Open abrahamezzeddine opened 3 months ago

abrahamezzeddine commented 3 months ago

Hello,

I am wondering if it is possible to export the segmentation as point wise for each splats that is part of a semantic segmentation for the whole splat model?

For example, an apple is a set of splats and if SAM determines it is a semantic object, then that means those splats/points are the apple, regardless of what view I am at.

Is that possible to export/append, or at least export the segmentation result for the whole Gaussian splat?

thank you!

OceanYing commented 3 months ago

Good suggestion!

I guess that's exactly what I have implemented in our GUI. You can find more details and instructions in the this section in README.md.

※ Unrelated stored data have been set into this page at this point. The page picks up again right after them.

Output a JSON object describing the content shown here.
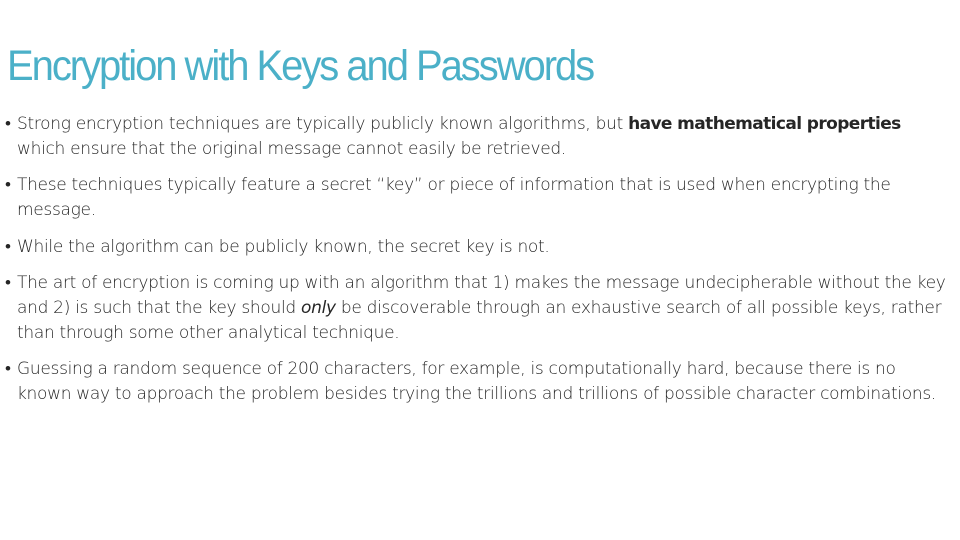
{
  "slide": {
    "title": "Encryption with Keys and Passwords",
    "accent_color": "#4bb0c8",
    "bullet_glyph": "•",
    "bullets": [
      {
        "segments": [
          {
            "text": "Strong encryption techniques are typically publicly known algorithms, but ",
            "style": "normal"
          },
          {
            "text": "have mathematical properties",
            "style": "bold"
          },
          {
            "text": " which ensure that the original message cannot easily be retrieved.",
            "style": "normal"
          }
        ]
      },
      {
        "segments": [
          {
            "text": "These techniques typically feature a secret “key” or piece of information that is used when encrypting the message.",
            "style": "normal"
          }
        ]
      },
      {
        "segments": [
          {
            "text": "While the algorithm can be publicly known, the secret key is not.",
            "style": "normal"
          }
        ]
      },
      {
        "segments": [
          {
            "text": "The art of encryption is coming up with an algorithm that 1) makes the message undecipherable without the key and 2) is such that the key should ",
            "style": "normal"
          },
          {
            "text": "only",
            "style": "italic"
          },
          {
            "text": " be discoverable through an exhaustive search of all possible keys, rather than through some other analytical technique.",
            "style": "normal"
          }
        ]
      },
      {
        "segments": [
          {
            "text": "Guessing a random sequence of 200 characters, for example, is computationally hard, because there is no known way to approach the problem besides trying the trillions and trillions of possible character combinations.",
            "style": "normal"
          }
        ]
      }
    ]
  }
}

It is highly recommended to train the full model and then use our GUI to segment out any interested object as an individual .ply file, which can be further visualized in any GS viewer.

abrahamezzeddine commented 3 months ago

Thank you.

I am particularly interested in segmenting the complete Gaussian splat without user intervention. As I understand, as of now it only segments what is visible in the current viewport?

Imagine if every point XYZ would have their semantic ID based on the mask ”permanently” after training. So whatever viewer we open the splat with, the semantic information is already appended into the splat file.

Is that something that is possible you think?

This would be like a zero shot semantic segmentation of the complete point cloud/gaussian splat.

OceanYing commented 3 months ago

Sure, your understanding is right. The GUI provided here aims at segmenting objects by selection.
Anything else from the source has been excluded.